File names follow consistent patterns based on data product and date of collection. These are intended to be easily understood. The hierarchy is season, data product level, date, date-time, and files.

Specifically, under the directory /season-[4,6] we have:

|-Level
|  |- Data product name
|  |  |-Date (YYYY-MM-DD)
|  |  |  |-Date-Time (YYYY-MM-DD__HH-MM-SS-SSS)
|  |  |  |  |- File name(s)

e.g.

|-Level_1
|  |- envlog_netcdf
|  |  |-2017-08-26
|  |  |  |- 2017-08-26_13-34-54-321_environmentlogger.nc
|  |- laser3d_las
|  |  |-2017-08-26
|  |  |  |-2017-08-26__12-34-54-321
|  |  |  |  |- scanner3DTop - 2017-08-26__12-34-54-321 MergedPointCloud.las

For convenience, we have pre-processed some images and point clouds to plot boundaries and have organized them by Date and then Plot name, e.g.:

|-Level_1_plots
|  |- rgb_geotiff
|  |  |- 2017-04-26
|  |  |  |- MAC Field Scanner Season 4 Range 21 Column 16
|  |  |  |  |- rgb_geotiff_L1_ua-mac_2017-04-26__12-56-14-907_right.tif
|  |  |  |  |- rgb_geotiff_L1_ua-mac_2017-04-26__12-56-14-907_left.tif
|  |  |  |  |- rgb_geotiff_L1_ua-mac_2017-04-26__12-53-34-106_right.tif

## 3.2 Phenotype Data

### 3.2.1 Raw Phenotype Data

Tables of phenotypes can be found in the compressed files named traits/season_[n]_traits/ folder inside the trait_data.zip file.
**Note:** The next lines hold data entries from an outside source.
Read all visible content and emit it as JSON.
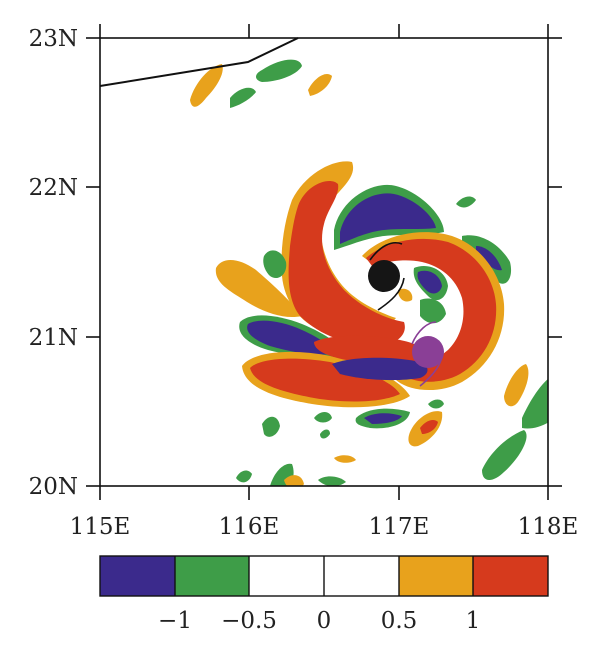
{
  "map": {
    "lat_labels": [
      "23N",
      "22N",
      "21N",
      "20N"
    ],
    "lon_labels": [
      "115E",
      "116E",
      "117E",
      "118E"
    ],
    "extent": {
      "lon": [
        115,
        118
      ],
      "lat": [
        20,
        23
      ]
    }
  },
  "colorbar": {
    "labels": [
      "−1",
      "−0.5",
      "0",
      "0.5",
      "1"
    ],
    "colors": [
      "#3b2a8c",
      "#3e9d48",
      "#ffffff",
      "#ffffff",
      "#e8a21c",
      "#d63a1d"
    ]
  },
  "colors": {
    "purple": "#3b2a8c",
    "green": "#3e9d48",
    "orange": "#e8a21c",
    "red": "#d63a1d",
    "storm_black": "#151515",
    "storm_purple": "#8a3f96"
  }
}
There is one subdirectory for each of seasons 4 and 6. Once uncompressed, each directory will contain one CSV file for each combination of trait and measurement method. The names of these CSV files help identify the contents because they follow the pattern season_[n]_[trait]_[measurement_type].csv. For example, the file season_6_aboveground_biomass_manual.csv contains manual measurements of above-ground biomass taken during season 6.
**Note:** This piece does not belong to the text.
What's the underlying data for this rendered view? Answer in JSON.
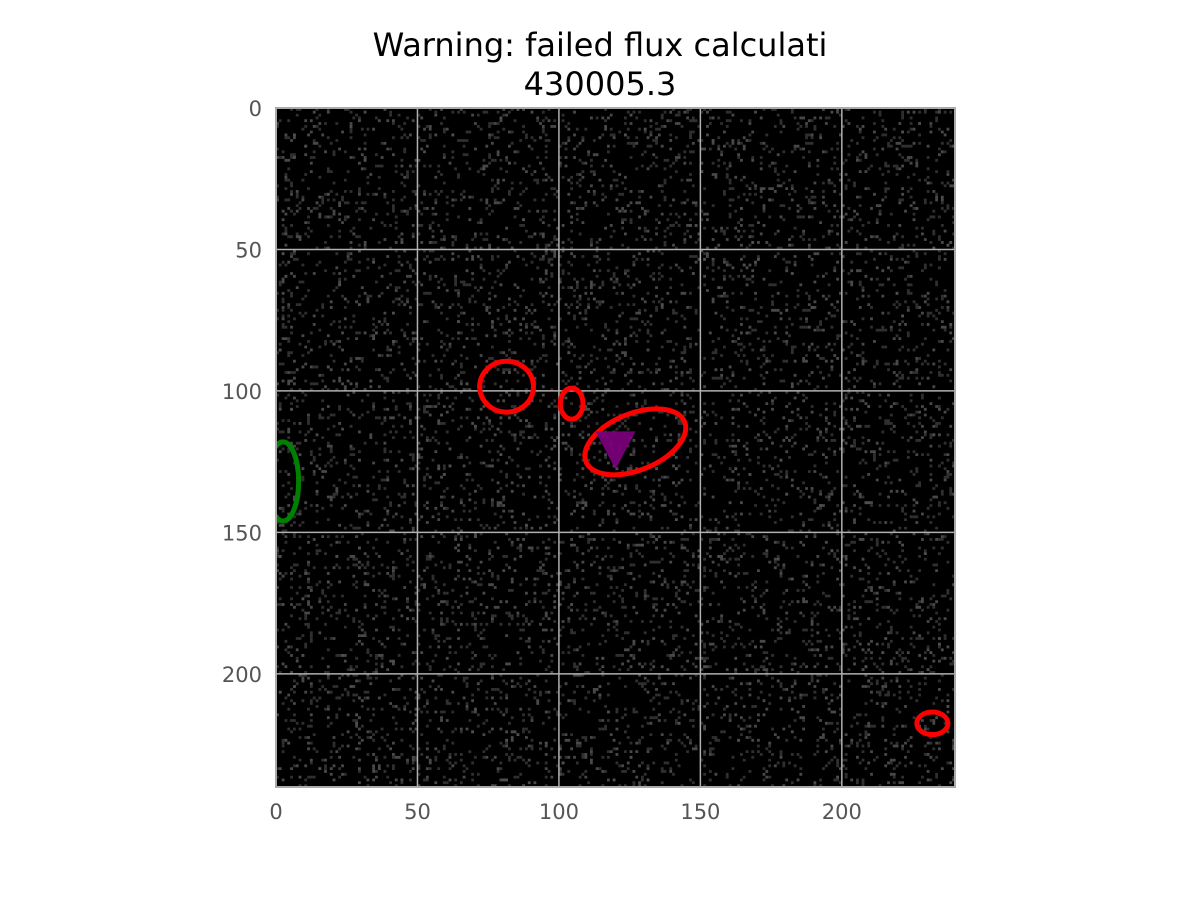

These CSV files have one measurement per row for a specific date, location, genotype, and measurement. The first line is a header that contains the names of the fields:

• plot (text) Plot name, using the format <field site> Season <n> Range <m> Column <k>.
• scientificname (text) Latin name for the crop species. This will always be Sorghum bicolor until future versions with data from additional crops are published.
• genotype (text) Genotype or accession identifier.
• treatment (text) Name of experimental treatment.
• date: (YYYY-MM-DD) Date of measurement.
• trait: (text) Name of the trait measured. Defined in the file metadata/variables.csv.
• method: (text) The method used to measure the trait. Defined in the file metadata/methods.csv.
• mean: (numeric) Value of the phenotype data.
• checked: (boolean) 0 = unchecked and 1 = checked: has the data been independently reviewed?
• author: (text) name of scientist who collected the data or who wrote the algorithm used to derive phenotypes from sensor data.
• season: (text) Name of season: one of ‘Season 4’ or ‘Season 6’.
• method_type: (text) Type of measurement: one of ‘manual’ or ‘sensor’.